Mayo Clinic Connect
Has anyone ever been cured of MAC? Or even for at least 20 plus years?
Liked by Terri Martin, Volunteer Mentor, norah
@lmh7 Hi. It is called 'conversion' when a mac patient gets 'cured'. I hope someone who has had mac and it was gone for many years; will jump in and share it with us. I have been free of MAC for five yrs. I did, however, contract a pseudomonas infection in 2016 and that was quickly irradicated. I am staying infection free by taking low doses of monthly antibiotics. Because most of us have bronchiectasis as well; we tend to be prone to catching these bugs. Have you read about how to avoid re-infection?
Liked by franthony
@lmh7 How To Prevent Re-Infection
Causes in the home can be curtailed to some extent. Turn your hot water heater temperature up to 130 degrees (use caution with children in the house as this is a scalding temperature).Take a bath instead of a shower. The splashes and steam from the shower get inhaled. Remember your hot water tank and the shower head are the biggest offenders for harboring mac and/or other dangerous mycobacteriums. Your shower head should be soaked in vinegar every 6 months or less. It can be removed (ideally) and soaked, or a baggie with vinegar in it wire-tied over the shower head while still in place. It should be left soaking for at least thirty minutes.
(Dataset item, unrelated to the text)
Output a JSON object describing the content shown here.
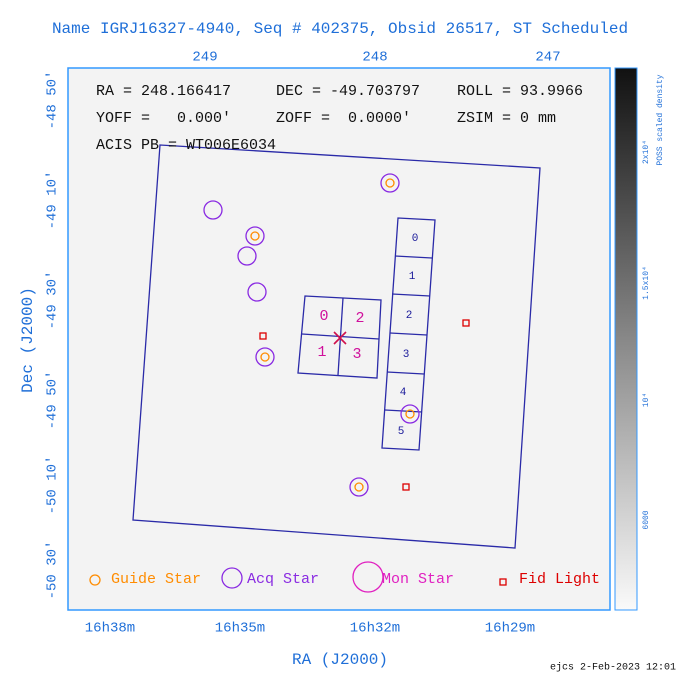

Change water filters every two months or boil your drinking water. Do not use ice cubes that your freezer makes or drink the water from the door. That water sits in a bladder inside your refrigerator next to warming elements and breeds mac.
Avoid swimming pools, steam rooms, and hot tubs, and facials using steam. (I know, I just sucked all of the joy out of your life – I‘m sorry.) Avoid unnecessary visits to people in the hospital or nursing homes. These two places tend to harbor some of the very bad infectious bacterias like: m. abscessus, serratia marcescens, and most notoriously klebsiella pneumonia. These last three are particularly bad because they are hard to treat and are famous for being antibiotic resistant. There are new drugs on the horizon that seem to be promising for combating these, but have not been released by the FDA yet. I hate to tell you this, but Florida is one of the hotbeds for mac infections, so you need to be more aware of your lifestyle. Do you have any questions about this?